Tiró de él hacia ella y casi pegó la nariz al reloj que, para su decepción, seguía dibujado sobre la piel de su madre. Pasó un dedo por encima y dejó escapar una exclamación de victoria cuando la tinta plateada siguió igual de apagada.

Ahora que ya tenía respuestas para sus preguntas iniciales, observó el reloj con más detalle y lo acarició suavemente, pensativa.

- ¿Qué se siente? – inquirió en un susurro reverente.

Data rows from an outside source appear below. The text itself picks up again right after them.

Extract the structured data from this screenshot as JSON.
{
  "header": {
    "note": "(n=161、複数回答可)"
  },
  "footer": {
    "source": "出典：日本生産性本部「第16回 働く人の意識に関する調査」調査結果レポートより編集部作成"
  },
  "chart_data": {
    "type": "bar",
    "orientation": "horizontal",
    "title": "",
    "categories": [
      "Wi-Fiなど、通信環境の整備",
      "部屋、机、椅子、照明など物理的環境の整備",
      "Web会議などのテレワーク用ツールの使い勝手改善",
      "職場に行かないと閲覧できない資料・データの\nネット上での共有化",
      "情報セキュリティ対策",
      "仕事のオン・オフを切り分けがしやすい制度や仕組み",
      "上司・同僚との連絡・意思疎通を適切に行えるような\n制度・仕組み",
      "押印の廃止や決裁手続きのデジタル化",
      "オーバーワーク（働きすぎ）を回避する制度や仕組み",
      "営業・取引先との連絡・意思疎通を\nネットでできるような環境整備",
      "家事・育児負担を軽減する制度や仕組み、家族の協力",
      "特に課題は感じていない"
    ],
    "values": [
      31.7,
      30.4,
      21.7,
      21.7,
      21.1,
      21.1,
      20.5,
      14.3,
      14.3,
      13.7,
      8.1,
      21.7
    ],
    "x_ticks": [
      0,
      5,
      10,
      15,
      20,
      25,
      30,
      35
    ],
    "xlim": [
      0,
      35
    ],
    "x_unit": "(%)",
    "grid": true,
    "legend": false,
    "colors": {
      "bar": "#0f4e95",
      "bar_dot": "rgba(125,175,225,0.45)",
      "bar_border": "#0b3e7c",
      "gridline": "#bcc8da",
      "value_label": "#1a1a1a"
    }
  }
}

Su madre soltó un suspiro cargado de nostalgia y echó un poco la cabeza hacia atrás. Cerró los ojos, como siempre hacía cuando se preparaba para relatar un recuerdo. Beca siempre pensó que era para recordar exactamente cada detalle: el olor a flores, el calor del sol en su piel, la brisa que se llevó volando su sombrero, el césped entre los dedos de sus pies mientras corría para recuperarlo.

- Es una sensación extraña – confesó Johanna.

Su mirada estaba perdida en algún punto de la pared contra la que estaba el cabecero de la cama de Beca, viendo algo que no estaba allí: un parque en un caluroso día de primavera, gente paseando, perros persiguiendo pelotas de tenis y cazando frisbees en el aire, un hombre joven sentado en el césped con la nariz hundida en un libro de Charles Dickens.

- Es como... – se pausó un instante, buscando las palabras perfectas para describirlo. Sus ojos volvieron a enfocarse y sonrió a Beca –. Como un pequeño calambre que te sube por el brazo –escaló por el corto brazo de la niña con sus dedos –. Como un escalofrío que te recorre el cuerpo de arriba abajo.

- ¿Un es... eslacofrío? – repitió Beca, trabándose con la complicada palabra.

- No – río su madre –. Es-ca-lo-frí-o – volvió a decir, de forma lenta y clara –. Cuando de repente haces así – se estremeció para darle un ejemplo visual.

Los grandes ojos de Beca se iluminaron al reconocer lo que su madre le estaba describiendo y asintió con vigor.

- No es inmediato – continúa rememorando Johanna –. Tropecé con el pie de tu padre y caí frente a él. Él cerró su libro mientras yo me disculpaba y me sonrió, ofreciéndome su mano para levantarme. Fue ahí cuando lo sentí.

- ¿Qué hiciste?

- Al principio no sabía qué había pasado, entonces me miré la muñeca y vi mi reloj a cero. Tu padre también lo vio, me sonrió otra vez y dijo: Vaya, creo que debería presentarme. Soy Darren Mitchell.

- ¿Y papá? ¿También el suyo se puso a cero en ese momento? ¿Sintió lo mismo? – bombardeó de preguntas a su madre, llena de ansia y los ojos tan abiertos como sus oídos para no perderse ni una pizca de información.

- No lo sé, cielo – río Johanna, pasándose por sus ondas castañas la mano en la que lucía el anillo de boda y de pedida en el mismo dedo anular –. No sé qué sintió tu padre ni si fue en ese momento o más tarde, ya sabes que siempre lleva su reloj tapado – le recordó con una sonrisa dulce –. Pero sí sé que somos almas gemelas.

Pero para Beca eso no fue suficiente. Seguía teniendo muchas preguntas al respecto, y si su madre no era capaz de contestárselas, entonces tendría que emboscar a su padre cuando menos se lo esperase. O conseguirlas por sí misma.

Dicen que la curiosidad mató al gato, y es cierto. La curiosidad de Beca no la mató, pero sí fue el causante de que su familia se rompiera.

Y por eso Beca odia el reloj con toda su alma.

La única vez que siguió los pasos de su padre desde que cumplió los cinco años, fue cuando tomó la decisión de ocultar su reloj. Como medida temporal, se compró una gruesa pulsera de cuero a medida, con cierre ajustable para que se adaptase a ella según iba creciendo y se mantuviera fija en su sitio.